El pasado domingo, Phelps nadó contra el animal también conocido como escualo en Ciudad del Cabo, y perdió por exactamente 2 segundos. La carrera fue realizada para un documental de la cadena Discovery Channel, que busca promocionar su programa llamado "Shark Week" semana del tiburón.
"La idea vino de mí y de la atracción que siento por los tiburones. Desde muy joven nadar contra un tiburón estaba en mi lista de deseos. La única cosa que me preocupó fue el agua fría, soy todo un bebé en ese sentido y la carrera fue muy fría. Es muy diferente nadar en 11 grados centígrados y tratar de hacerlo lo más rápido a esa temperatura; eso fue probablemente mi mayor problema, no entender qué tan fría estaría el agua", expresó el atleta, quien está acostumbrado a nadar a temperaturas controladas a 26 grados.

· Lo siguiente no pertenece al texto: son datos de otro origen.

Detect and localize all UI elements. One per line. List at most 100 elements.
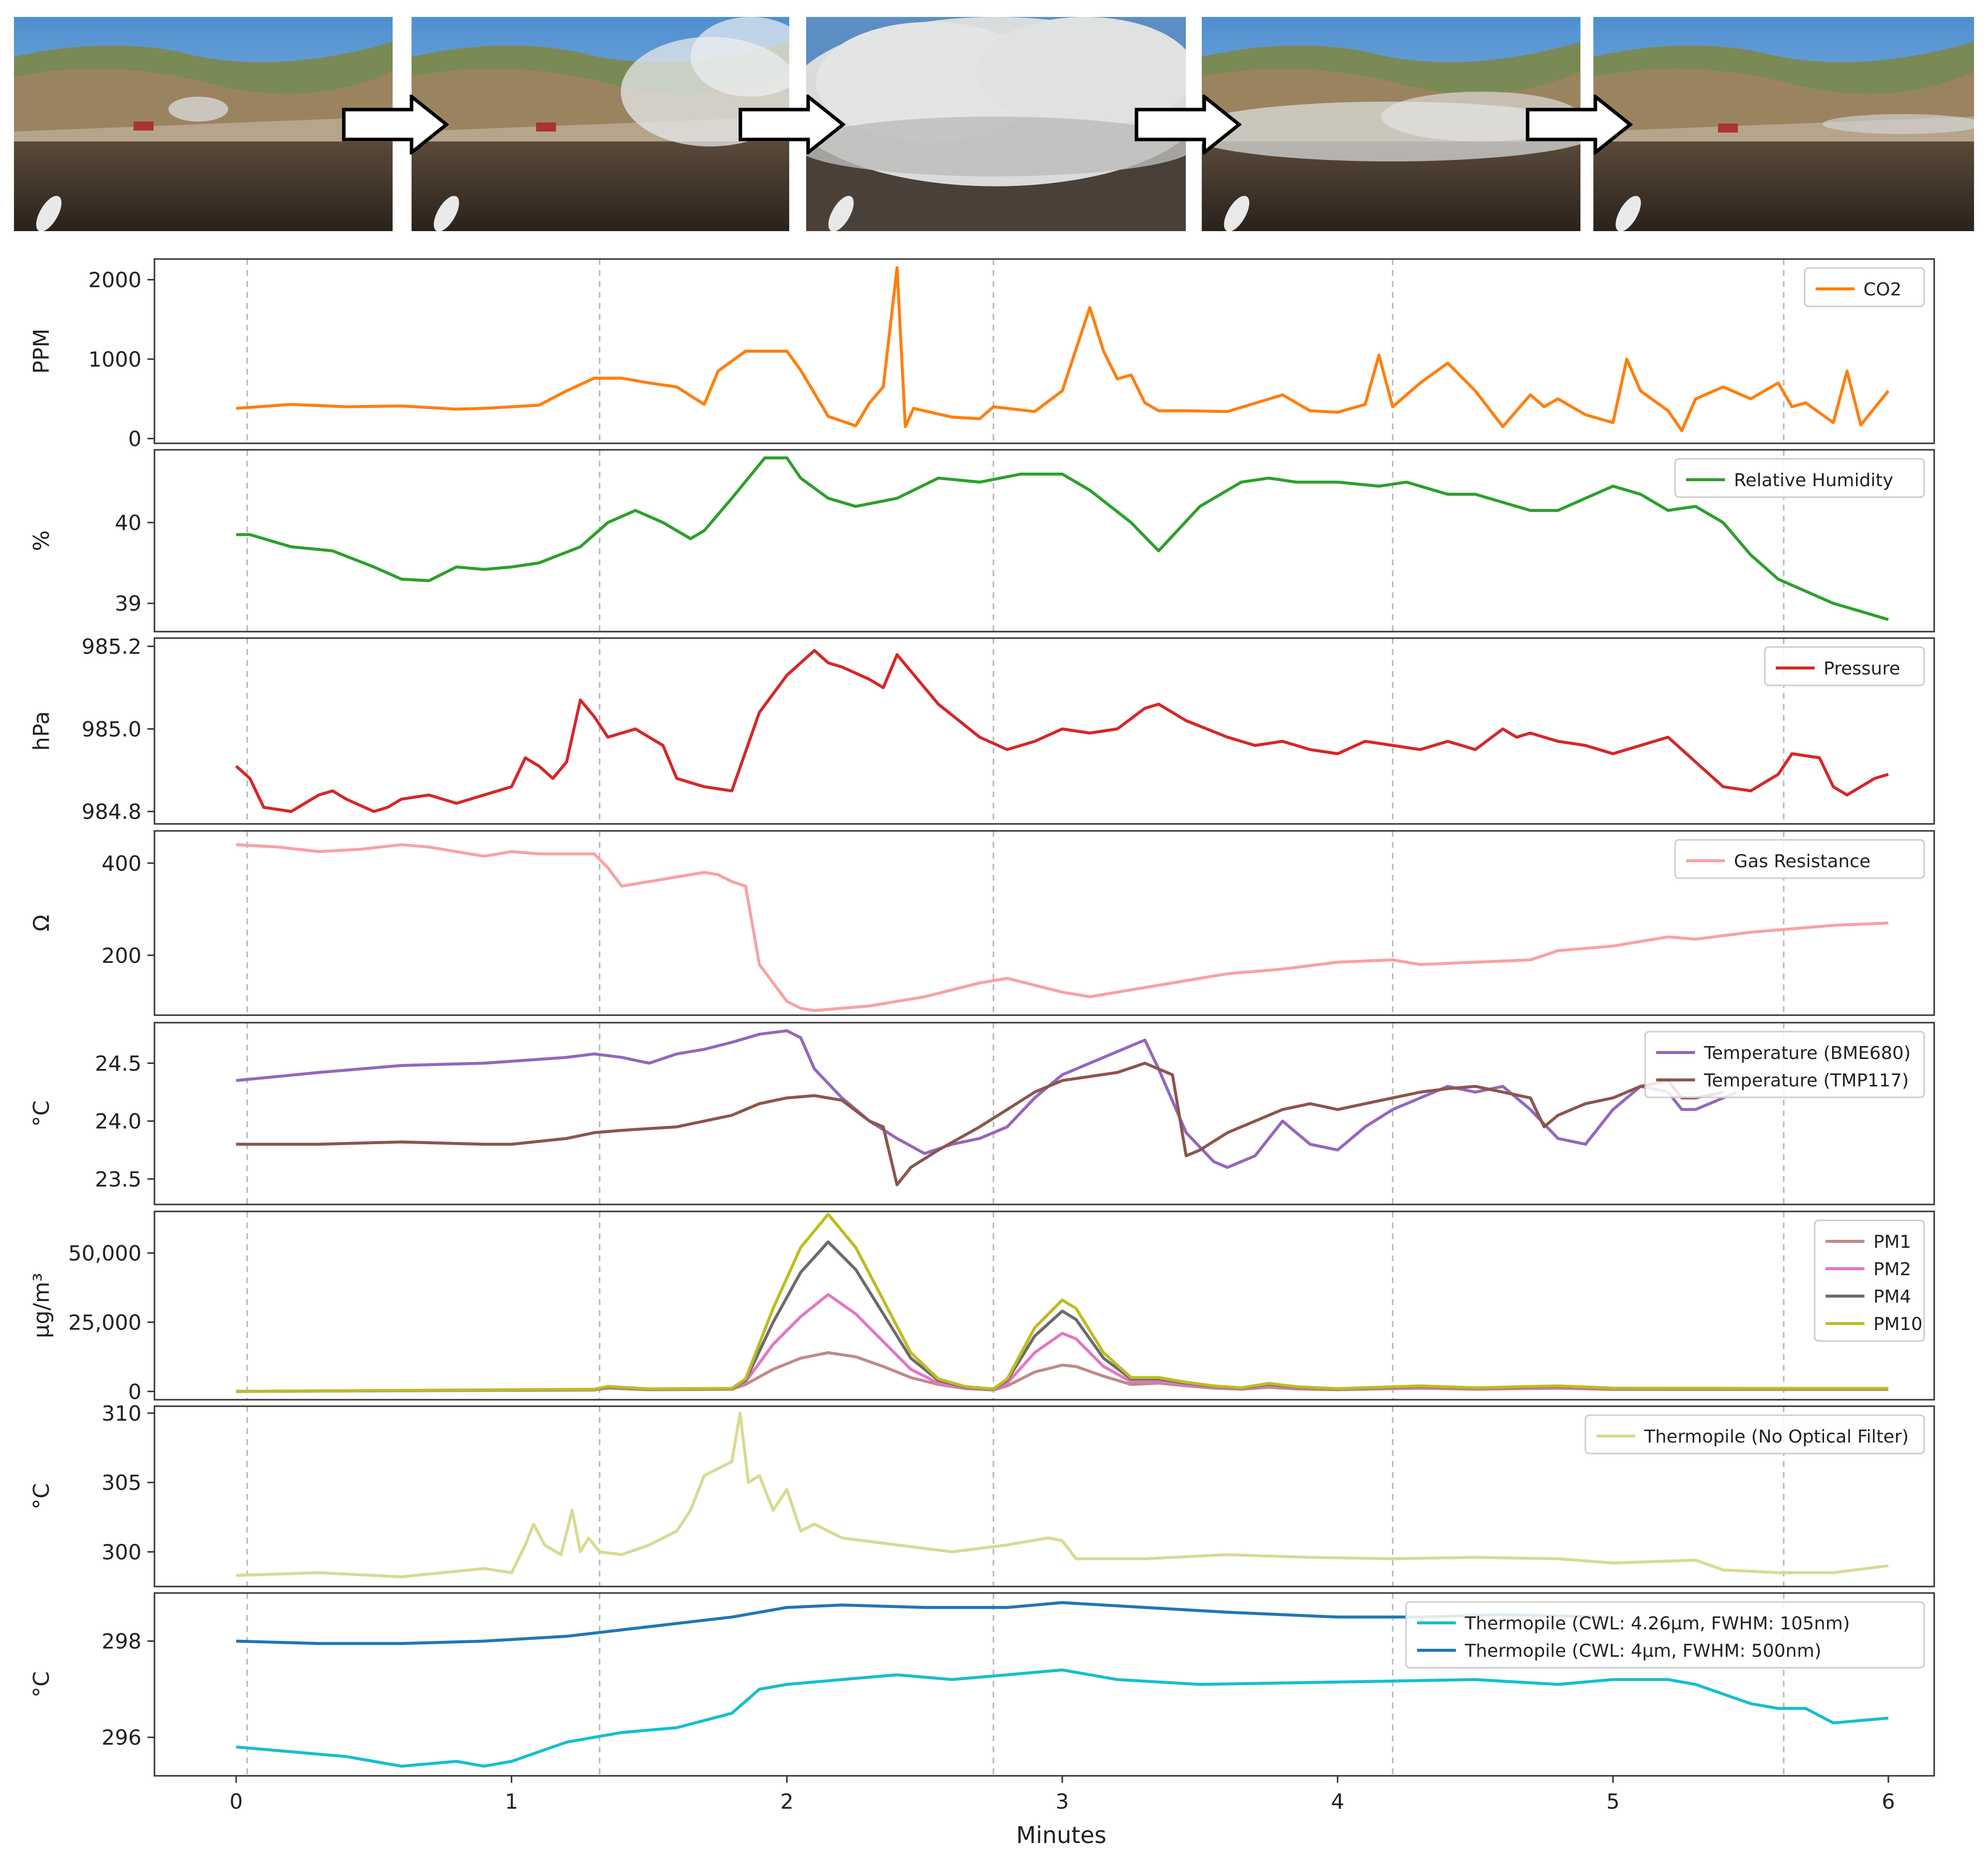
- y-tick-label: 305: [102, 1470, 142, 1495]
- series-line-thermopile-b-1: [236, 1601, 1613, 1645]
- legend: Thermopile (CWL: 4.26μm, FWHM: 105nm) The…: [1405, 1601, 1925, 1669]
- y-axis-label: °C: [29, 1483, 54, 1510]
- y-axis-label: Ω: [29, 915, 54, 931]
- panel-humidity: 39 40% Relative Humidity: [29, 449, 1935, 633]
- series-line-pm-3: [236, 1212, 1888, 1393]
- y-tick-label: 310: [102, 1401, 142, 1426]
- scene-photo-5: [1593, 17, 1974, 231]
- legend-box: [1814, 1219, 1925, 1342]
- legend-label: Gas Resistance: [1734, 851, 1870, 872]
- series-line-thermopile-b-0: [236, 1668, 1889, 1768]
- arrow-icon-1: [342, 95, 449, 154]
- scene-photo-2: [412, 17, 789, 231]
- legend-label: PM10: [1873, 1314, 1923, 1334]
- legend: PM1 PM2 PM4 PM10: [1814, 1219, 1925, 1342]
- x-tick-label: 3: [1056, 1789, 1069, 1814]
- y-axis-label: PPM: [29, 328, 54, 374]
- legend-label: Thermopile (CWL: 4.26μm, FWHM: 105nm): [1464, 1613, 1850, 1634]
- legend-label: PM1: [1873, 1232, 1911, 1252]
- scene-photo-3: [806, 17, 1186, 231]
- panel-frame: [153, 449, 1935, 633]
- panel-pm: 0 25,000 50,000 μg/m³ PM1 PM2 PM4 PM10: [29, 1210, 1935, 1404]
- legend-box: [1674, 839, 1925, 879]
- y-axis-label: %: [29, 531, 54, 551]
- y-tick-label: 2000: [88, 267, 142, 292]
- x-tick-label: 5: [1606, 1789, 1620, 1814]
- x-tick-label: 2: [780, 1789, 794, 1814]
- y-tick-label: 984.8: [82, 799, 142, 824]
- series-line-humidity-0: [236, 456, 1889, 621]
- y-tick-label: 24.0: [95, 1109, 142, 1134]
- arrow-icon-2: [738, 95, 846, 154]
- legend-label: Temperature (BME680): [1704, 1043, 1911, 1063]
- series-line-pressure-0: [235, 649, 1889, 813]
- arrow-icon-3: [1135, 95, 1242, 154]
- y-axis-label: °C: [29, 1100, 54, 1127]
- legend-box: [1804, 267, 1925, 307]
- x-tick-label: 0: [230, 1789, 243, 1814]
- y-axis-label: μg/m³: [29, 1273, 54, 1338]
- panel-frame: [153, 258, 1935, 444]
- legend: CO2: [1804, 267, 1925, 307]
- legend-box: [1644, 1031, 1925, 1098]
- panel-frame: [153, 1592, 1935, 1777]
- series-line-temperature-0: [236, 1029, 1738, 1169]
- legend-label: Relative Humidity: [1734, 470, 1893, 491]
- y-tick-label: 39: [115, 591, 142, 616]
- x-tick-label: 6: [1882, 1789, 1895, 1814]
- photo-strip: [0, 0, 1988, 234]
- y-tick-label: 50,000: [68, 1241, 142, 1265]
- legend-label: Pressure: [1824, 659, 1900, 679]
- legend-label: CO2: [1863, 279, 1901, 300]
- y-tick-label: 40: [115, 511, 142, 535]
- y-tick-label: 985.0: [82, 717, 142, 741]
- scene-photo-1: [14, 17, 393, 231]
- scene-photo-4: [1202, 17, 1580, 231]
- panel-pressure: 984.8 985.0 985.2 hPa Pressure: [29, 635, 1935, 825]
- y-tick-label: 296: [102, 1725, 142, 1750]
- legend-label: PM4: [1873, 1287, 1911, 1307]
- legend-box: [1405, 1601, 1925, 1669]
- y-tick-label: 400: [102, 851, 142, 876]
- legend: Temperature (BME680) Temperature (TMP117): [1644, 1031, 1925, 1098]
- y-tick-label: 0: [128, 426, 142, 451]
- panel-frame: [153, 1210, 1935, 1401]
- panel-gas: 200 400 Ω Gas Resistance: [29, 830, 1935, 1016]
- legend: Thermopile (No Optical Filter): [1584, 1414, 1925, 1455]
- legend-label: Temperature (TMP117): [1704, 1070, 1909, 1091]
- legend-label: PM2: [1873, 1259, 1911, 1280]
- y-tick-label: 985.2: [82, 635, 142, 659]
- legend-box: [1674, 458, 1925, 498]
- y-tick-label: 298: [102, 1629, 142, 1654]
- y-tick-label: 300: [102, 1540, 142, 1564]
- y-tick-label: 23.5: [95, 1167, 142, 1192]
- arrow-icon-4: [1526, 95, 1633, 154]
- series-line-pm-2: [236, 1240, 1888, 1393]
- legend-label: Thermopile (No Optical Filter): [1644, 1427, 1909, 1447]
- x-tick-label: 4: [1331, 1789, 1344, 1814]
- panel-frame: [153, 830, 1935, 1016]
- y-tick-label: 25,000: [68, 1310, 142, 1334]
- legend-box: [1764, 646, 1925, 686]
- y-tick-label: 1000: [88, 347, 142, 372]
- series-line-pm-1: [236, 1293, 1888, 1393]
- series-line-thermopile-a-0: [236, 1411, 1889, 1579]
- y-axis-label: hPa: [29, 711, 54, 751]
- x-axis-label: Minutes: [1016, 1822, 1106, 1849]
- series-line-gas-0: [236, 843, 1889, 1012]
- series-line-co2-0: [236, 266, 1890, 432]
- y-axis-label: °C: [29, 1671, 54, 1698]
- y-tick-label: 0: [128, 1379, 142, 1404]
- y-tick-label: 200: [102, 943, 142, 968]
- panel-frame: [153, 1405, 1935, 1588]
- panel-thermopile-a: 300 305 310 °C Thermopile (No Optical Filter…: [29, 1401, 1935, 1588]
- panel-thermopile-b: 296 298 °C Thermopile (CWL: 4.26μm, FWHM: 1…: [29, 1592, 1935, 1777]
- legend: Gas Resistance: [1674, 839, 1925, 879]
- panel-frame: [153, 1022, 1935, 1205]
- legend: Pressure: [1764, 646, 1925, 686]
- panel-co2: 0 1000 2000 PPM CO2: [29, 258, 1935, 451]
- series-line-pm-0: [236, 1351, 1888, 1393]
- series-line-temperature-1: [236, 1062, 1724, 1187]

Hay que aclarar que Phelps no nadó ante un tiburón real, sino que compitió con un modelo de simulación por computadora.
El tritón, ganador de 28 medallas en los Juegos Olímpicos, tuiteó el domingo que desea una revancha, empero en aguas más templadas.
No estábamos en el agua al mismo tiempo, esta es la pregunta que todos me hacen. Yo estaba a salvo.El atleta también compitió contra el tiburón de arrecife ganó y el tiburón martillo perdió en el documental.